II.  zasądza od Zakładu Ubezpieczeń Społecznych Oddział w L.na rzecz wnioskodawczyni P. S.kwotę 60 zł tytułem zwrotu kosztów zastępstwa procesowego.

Sygn. akt VU 1416/12

UZASADNIENIE

Decyzją z dnia 19 czerwca 2012 r. znak: (...)Zakład Ubezpieczeń Społecznych Oddział w L.stwierdził, że P. S.jako pracownik płatnika składek, (...) K. S. pomimo zgłoszenia, nie została objęta od dnia 07 października 2011 r. obowiązkowym ubezpieczeniem emerytalnym, rentowym, chorobowym i wypadkowym.

W uzasadnieniu decyzji organ rentowy wskazał, że umowa o pracę zawarta w dniu 07 października 2011 r. pomiędzy P. S.a (...) K. S. jest pozorną czynnością i jako taka w świetle art. 83 § 1 k.c. jest nieważna. Zakład Ubezpieczeń argumentował, że K. S., prowadząca działalność gospodarczą, której przedmiotem jest pośrednictwo w zakresie ubezpieczeń, zatrudniła na czas nieokreślony P. S.na stanowisku telemarketera. Do obowiązków pracownika należeć miało umawianie spotkań z potencjalnymi klientami firmy. Organ rentowy wskazywał, iż zgodnie z oświadczeniem K. S., P. S.przekazywano listę osób, z którymi miała nawiązać kontakt. W toku kontroli płatnik składek nie przedstawił jednak żadnych dokumentów stanowiących dowód wykonywania powierzonej pracy. Nadto, P. S.nie podpisywała listy płac i nie miała obowiązku potwierdzania obecności w pracy poprzez popisanie listy obecności. Co więcej, przed dniem zatrudnienia P. S., jak również po stwierdzeniu, iż jest ona niezdolna do pracy K. S.nie zatrudniała pracownika na stanowisku telemarketerki, bowiem zadania przypisane temu stanowisku wykonywała osobiście. Wobec powyższego, organu rentowego stwierdził, że celem zawarcia umowy z dnia 07 października 2011 r. było wyłącznie uzyskanie tytułu do ubezpieczeń społecznych, zaś wnioskodawczyni w rzeczywistości nie świadczyła pracy na rzecz K. S..

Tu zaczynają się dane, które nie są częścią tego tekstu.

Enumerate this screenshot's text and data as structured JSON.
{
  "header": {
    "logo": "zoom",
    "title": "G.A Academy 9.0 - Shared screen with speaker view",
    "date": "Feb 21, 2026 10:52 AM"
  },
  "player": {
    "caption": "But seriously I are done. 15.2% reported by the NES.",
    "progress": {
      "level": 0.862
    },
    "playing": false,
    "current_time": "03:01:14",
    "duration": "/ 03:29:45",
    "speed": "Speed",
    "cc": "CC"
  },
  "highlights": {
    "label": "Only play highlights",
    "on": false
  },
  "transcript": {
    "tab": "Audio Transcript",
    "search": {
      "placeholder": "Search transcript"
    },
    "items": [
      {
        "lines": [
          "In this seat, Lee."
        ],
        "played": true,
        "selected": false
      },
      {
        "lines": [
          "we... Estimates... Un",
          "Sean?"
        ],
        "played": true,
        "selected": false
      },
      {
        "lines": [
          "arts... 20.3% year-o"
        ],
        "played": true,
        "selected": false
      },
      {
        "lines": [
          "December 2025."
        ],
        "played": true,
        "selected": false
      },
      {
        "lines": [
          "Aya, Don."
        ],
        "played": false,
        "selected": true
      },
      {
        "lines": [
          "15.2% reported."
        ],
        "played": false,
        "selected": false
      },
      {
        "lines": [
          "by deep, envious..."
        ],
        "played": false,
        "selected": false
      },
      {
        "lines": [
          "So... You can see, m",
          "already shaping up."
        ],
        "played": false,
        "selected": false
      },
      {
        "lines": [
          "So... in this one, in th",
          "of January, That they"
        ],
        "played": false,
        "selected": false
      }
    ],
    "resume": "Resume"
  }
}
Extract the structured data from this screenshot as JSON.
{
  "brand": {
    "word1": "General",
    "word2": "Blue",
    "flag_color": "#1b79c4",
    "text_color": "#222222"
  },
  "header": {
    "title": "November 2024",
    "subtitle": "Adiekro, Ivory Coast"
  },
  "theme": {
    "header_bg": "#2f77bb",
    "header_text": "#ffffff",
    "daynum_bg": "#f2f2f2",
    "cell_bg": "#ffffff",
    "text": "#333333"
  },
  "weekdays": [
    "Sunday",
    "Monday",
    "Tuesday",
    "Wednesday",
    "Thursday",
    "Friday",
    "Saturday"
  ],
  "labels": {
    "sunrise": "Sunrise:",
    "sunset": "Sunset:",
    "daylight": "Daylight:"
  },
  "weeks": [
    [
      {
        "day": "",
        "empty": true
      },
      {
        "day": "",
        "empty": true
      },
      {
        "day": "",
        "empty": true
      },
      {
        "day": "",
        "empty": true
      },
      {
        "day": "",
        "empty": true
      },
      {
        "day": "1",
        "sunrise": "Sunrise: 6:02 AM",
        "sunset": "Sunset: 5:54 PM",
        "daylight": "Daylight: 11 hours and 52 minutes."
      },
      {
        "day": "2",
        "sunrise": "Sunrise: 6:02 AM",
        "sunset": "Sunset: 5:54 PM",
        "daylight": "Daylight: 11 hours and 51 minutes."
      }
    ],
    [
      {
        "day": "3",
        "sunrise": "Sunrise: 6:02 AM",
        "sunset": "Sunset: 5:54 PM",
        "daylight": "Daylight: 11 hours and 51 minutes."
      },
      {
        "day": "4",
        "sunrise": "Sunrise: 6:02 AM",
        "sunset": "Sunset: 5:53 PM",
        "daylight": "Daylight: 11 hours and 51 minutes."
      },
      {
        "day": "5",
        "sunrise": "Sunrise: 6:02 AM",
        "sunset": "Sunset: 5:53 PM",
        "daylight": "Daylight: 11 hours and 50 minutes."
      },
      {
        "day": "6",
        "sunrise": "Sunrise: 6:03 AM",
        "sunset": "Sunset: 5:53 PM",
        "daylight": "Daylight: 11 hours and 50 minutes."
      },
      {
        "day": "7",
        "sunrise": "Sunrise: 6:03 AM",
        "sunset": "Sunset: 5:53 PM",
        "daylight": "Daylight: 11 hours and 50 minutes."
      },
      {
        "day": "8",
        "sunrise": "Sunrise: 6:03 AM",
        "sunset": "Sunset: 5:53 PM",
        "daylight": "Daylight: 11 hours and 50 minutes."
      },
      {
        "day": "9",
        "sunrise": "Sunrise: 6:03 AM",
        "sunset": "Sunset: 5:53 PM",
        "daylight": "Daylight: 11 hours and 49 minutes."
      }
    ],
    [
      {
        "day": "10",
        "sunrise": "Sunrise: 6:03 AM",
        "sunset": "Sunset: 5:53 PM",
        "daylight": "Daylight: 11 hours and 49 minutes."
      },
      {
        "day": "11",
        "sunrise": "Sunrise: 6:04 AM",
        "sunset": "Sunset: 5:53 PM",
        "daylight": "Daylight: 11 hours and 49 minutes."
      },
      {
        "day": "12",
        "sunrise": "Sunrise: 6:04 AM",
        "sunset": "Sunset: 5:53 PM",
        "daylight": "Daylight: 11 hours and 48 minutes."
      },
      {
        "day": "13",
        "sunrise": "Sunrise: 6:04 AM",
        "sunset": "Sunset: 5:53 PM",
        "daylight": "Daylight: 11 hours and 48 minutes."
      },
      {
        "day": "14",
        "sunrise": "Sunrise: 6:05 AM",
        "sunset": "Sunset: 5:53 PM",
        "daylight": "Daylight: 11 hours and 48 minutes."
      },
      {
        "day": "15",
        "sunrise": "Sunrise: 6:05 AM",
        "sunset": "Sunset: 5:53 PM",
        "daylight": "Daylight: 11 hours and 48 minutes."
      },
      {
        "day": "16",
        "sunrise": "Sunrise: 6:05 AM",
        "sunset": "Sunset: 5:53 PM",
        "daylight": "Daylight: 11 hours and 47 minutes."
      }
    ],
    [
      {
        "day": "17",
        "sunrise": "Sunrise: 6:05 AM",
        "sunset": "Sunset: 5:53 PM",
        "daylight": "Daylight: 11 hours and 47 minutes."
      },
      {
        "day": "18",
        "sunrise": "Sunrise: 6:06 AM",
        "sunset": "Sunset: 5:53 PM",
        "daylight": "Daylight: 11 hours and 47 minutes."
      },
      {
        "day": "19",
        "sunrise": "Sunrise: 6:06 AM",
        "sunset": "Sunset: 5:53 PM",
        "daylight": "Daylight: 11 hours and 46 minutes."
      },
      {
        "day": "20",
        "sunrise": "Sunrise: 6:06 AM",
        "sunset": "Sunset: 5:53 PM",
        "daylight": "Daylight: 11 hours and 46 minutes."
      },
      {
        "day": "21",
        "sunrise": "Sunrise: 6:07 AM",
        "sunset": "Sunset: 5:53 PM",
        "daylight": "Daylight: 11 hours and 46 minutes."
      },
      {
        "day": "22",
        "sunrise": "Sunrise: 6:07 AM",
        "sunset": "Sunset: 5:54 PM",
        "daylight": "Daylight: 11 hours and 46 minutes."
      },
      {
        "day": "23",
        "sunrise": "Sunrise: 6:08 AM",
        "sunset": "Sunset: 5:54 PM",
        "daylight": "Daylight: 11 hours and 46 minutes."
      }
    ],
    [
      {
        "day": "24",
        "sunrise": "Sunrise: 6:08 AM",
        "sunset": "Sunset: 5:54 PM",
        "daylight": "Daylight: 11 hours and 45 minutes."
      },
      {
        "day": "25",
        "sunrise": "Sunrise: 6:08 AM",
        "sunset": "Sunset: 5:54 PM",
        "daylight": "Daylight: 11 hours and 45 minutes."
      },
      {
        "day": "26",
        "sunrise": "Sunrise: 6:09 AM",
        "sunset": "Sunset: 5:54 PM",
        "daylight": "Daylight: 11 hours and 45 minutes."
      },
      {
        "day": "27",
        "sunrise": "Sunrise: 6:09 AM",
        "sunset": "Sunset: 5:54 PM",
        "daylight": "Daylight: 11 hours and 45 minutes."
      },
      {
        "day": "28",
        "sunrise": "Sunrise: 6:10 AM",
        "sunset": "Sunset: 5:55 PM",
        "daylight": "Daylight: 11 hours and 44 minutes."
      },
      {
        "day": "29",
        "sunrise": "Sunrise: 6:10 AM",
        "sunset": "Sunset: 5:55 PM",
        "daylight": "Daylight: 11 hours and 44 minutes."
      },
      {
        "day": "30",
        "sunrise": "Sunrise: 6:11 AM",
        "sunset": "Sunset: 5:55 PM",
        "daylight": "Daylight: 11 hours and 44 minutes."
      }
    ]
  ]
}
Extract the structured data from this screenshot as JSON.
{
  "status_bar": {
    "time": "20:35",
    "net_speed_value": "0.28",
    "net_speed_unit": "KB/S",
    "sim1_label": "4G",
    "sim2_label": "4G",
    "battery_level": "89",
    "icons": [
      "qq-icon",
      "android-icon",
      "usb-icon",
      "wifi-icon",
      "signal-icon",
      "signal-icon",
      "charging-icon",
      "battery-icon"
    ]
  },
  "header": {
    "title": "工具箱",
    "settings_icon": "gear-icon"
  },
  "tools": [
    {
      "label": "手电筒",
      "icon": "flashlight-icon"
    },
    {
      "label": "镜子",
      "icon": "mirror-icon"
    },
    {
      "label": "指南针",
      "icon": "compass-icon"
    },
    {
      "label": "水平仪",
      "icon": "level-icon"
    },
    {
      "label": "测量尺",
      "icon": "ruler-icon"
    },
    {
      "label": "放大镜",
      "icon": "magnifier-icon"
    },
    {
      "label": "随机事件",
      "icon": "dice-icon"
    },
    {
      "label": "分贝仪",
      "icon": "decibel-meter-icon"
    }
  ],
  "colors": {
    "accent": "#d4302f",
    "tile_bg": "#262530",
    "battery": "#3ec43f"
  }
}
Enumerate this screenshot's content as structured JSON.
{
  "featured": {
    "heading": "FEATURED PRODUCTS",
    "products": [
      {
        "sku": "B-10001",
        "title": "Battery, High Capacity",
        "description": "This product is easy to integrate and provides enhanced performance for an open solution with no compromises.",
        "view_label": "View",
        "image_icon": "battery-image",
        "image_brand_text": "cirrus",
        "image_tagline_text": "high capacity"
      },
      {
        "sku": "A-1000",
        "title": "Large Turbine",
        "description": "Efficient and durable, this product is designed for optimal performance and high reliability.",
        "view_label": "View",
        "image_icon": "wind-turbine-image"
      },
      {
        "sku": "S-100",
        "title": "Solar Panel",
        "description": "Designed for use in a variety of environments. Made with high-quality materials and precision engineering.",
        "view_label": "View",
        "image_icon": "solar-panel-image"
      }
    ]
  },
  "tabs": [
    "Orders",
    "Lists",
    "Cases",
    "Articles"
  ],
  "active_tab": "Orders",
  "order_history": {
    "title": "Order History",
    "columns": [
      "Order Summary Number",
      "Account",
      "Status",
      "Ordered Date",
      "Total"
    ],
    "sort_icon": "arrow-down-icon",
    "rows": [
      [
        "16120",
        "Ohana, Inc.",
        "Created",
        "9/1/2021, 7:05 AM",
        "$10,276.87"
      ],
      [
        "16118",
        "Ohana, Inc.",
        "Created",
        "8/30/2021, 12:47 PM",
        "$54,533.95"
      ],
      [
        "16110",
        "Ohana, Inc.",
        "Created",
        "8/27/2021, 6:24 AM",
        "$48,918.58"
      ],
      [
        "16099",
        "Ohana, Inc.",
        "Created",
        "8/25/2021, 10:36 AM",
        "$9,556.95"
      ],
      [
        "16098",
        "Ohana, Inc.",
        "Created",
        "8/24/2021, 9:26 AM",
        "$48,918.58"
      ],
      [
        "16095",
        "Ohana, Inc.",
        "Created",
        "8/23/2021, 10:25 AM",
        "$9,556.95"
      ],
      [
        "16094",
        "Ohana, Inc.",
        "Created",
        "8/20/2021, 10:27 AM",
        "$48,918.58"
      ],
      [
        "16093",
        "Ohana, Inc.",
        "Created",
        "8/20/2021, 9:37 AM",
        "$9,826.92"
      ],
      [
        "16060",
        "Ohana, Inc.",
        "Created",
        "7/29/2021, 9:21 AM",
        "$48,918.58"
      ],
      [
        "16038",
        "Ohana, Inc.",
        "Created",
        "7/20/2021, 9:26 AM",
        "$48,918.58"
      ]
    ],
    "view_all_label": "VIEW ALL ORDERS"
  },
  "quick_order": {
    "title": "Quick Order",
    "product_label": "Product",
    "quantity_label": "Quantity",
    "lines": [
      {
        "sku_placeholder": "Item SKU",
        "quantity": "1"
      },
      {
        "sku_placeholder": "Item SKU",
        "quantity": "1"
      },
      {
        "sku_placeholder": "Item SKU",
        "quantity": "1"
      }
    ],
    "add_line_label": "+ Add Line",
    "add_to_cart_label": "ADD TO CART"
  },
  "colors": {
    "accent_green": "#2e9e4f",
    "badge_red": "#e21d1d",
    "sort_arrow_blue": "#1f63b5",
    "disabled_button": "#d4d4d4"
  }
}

Od powyższej decyzji odwołanie złożyła K. S.oraz P. S.. W odwołaniu od decyzji ZUS, K. S.zarzuciła:

- błąd w ustaleniach faktycznych polegający na przyjęciu, ze umowa o pracę zawarta z P. S.była umową pozorną;

- dowolną ocenę zebranego w sprawie materiału dowodowego i nie wyjaśnienie wszystkich okoliczności faktycznych istotnych dla rozstrzygnięcia.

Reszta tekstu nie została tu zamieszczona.